= Western Shoshone Claims Distribution Act of 2004 =

The Western Shoshone Claims Distribution Act of 2004 established the legal framework for the distribution of the "Western Shoshone Judgement Funds" stemming from docket 326-K before the Indian Claims Commission. It further establishes an educational trust fund, the "Western Shoshone Educational Trust Fund" comprising the "Western Shoshone Joint Judgement Funds", appropriated in satisfaction of dockets 326-A-1 and 326-A-3 before the United States Court of Claims.

== Western Shoshone Judgement Funds ==
100% of the Western Shoshone Judgement Funds are designated by the act to be distributed to eligible Western Shoshone members in equal per-capita shares. The progress of the distribution of these funds can be found at US Department of Interior: Indian Affairs website.

According to the testimony of Neal A. McCaleb, then Assistant Secretary for Indian Affairs at the Department of Interior, the judgement funds stem from a 1951 claim by the Te-Mock Bands of Western Shoshone that was concluded in 1979 in Docket 326-K before the Indian Claims Commission. The award was in the amount of $26.1 million. Funds were appropriated on December 19, 1978, to cover this amount. At the time of McCaleb's testimony, the fund contained some $137 million.

== Western Shoshone Educational Trust ==
The Western Shoshone Educational Trust is charged with distributing the interest from the trust to Western Shoshone members in the form of grants and other educational assistance. The administrative committee comprises seven members; one each from the Te-Moak, Duckwater, Yomba, Ely tribes, one from the Fallon Band of Western Shoshone, one from the Committee of the Duck Valley Reservation, and one representing the general public. The Western Shoshone committee members are each appointed by their various groups, while the member representing the public is appointed by the Secretary of the Interior.

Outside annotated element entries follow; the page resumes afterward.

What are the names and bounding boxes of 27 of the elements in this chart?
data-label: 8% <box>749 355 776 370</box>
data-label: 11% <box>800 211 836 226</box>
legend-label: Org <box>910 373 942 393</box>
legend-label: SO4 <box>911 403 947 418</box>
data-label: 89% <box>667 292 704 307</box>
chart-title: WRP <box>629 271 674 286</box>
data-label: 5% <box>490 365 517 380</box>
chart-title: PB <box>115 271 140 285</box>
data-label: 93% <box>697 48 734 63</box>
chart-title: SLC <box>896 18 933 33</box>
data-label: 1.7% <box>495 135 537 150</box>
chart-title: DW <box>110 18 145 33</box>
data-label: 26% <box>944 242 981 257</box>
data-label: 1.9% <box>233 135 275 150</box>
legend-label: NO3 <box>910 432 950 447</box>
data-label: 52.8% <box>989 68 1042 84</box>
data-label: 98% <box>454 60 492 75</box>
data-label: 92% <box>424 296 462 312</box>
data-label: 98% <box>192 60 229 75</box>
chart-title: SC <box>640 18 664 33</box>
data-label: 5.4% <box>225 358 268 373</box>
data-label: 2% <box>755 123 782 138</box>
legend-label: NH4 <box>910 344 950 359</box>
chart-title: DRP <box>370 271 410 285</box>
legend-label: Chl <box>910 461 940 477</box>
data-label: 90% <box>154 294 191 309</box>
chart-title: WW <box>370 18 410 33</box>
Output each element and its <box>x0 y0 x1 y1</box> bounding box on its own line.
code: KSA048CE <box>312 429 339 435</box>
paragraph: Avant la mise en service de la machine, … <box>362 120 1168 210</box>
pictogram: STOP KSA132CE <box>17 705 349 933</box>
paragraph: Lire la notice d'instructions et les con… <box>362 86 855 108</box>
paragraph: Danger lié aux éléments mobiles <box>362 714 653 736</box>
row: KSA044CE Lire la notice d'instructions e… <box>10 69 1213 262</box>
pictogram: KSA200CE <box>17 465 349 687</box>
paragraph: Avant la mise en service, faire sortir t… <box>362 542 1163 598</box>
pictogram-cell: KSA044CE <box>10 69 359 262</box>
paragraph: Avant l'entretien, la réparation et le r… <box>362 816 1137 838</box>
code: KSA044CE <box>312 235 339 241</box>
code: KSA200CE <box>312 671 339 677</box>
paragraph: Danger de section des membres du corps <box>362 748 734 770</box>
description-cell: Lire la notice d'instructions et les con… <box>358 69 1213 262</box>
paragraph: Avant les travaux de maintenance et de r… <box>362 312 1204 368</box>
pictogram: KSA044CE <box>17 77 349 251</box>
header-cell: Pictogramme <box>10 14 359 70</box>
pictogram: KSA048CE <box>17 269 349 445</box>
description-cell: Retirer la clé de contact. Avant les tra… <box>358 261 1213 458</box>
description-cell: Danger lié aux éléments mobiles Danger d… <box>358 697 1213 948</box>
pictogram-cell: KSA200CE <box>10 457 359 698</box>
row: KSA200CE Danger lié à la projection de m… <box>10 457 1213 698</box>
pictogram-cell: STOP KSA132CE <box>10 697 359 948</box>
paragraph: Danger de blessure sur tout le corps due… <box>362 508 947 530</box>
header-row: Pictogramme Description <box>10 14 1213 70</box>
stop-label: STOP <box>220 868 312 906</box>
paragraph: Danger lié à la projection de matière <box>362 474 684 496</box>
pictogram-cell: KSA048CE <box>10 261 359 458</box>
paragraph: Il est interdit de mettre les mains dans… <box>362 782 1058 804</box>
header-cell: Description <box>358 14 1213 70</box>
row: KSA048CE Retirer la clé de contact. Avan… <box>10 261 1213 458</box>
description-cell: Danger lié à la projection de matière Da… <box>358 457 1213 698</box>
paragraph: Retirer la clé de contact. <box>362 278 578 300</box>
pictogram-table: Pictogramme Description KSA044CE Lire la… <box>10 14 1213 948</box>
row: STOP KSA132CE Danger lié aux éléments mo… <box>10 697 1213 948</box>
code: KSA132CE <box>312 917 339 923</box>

McCaleb's statement identifies the original source and amount of the principal for the trust as one award (Docket 326-A-1) in the amount of approximately $823,000, appropriated by Congress in 1992; and a second in the amount of $29,000 (Docket 326-A-3) appropriated by Congress in 1995. At the time of his testimony, the principal fund of the trust contained some $754 thousand, and the interest fund contained approximately $592 thousand.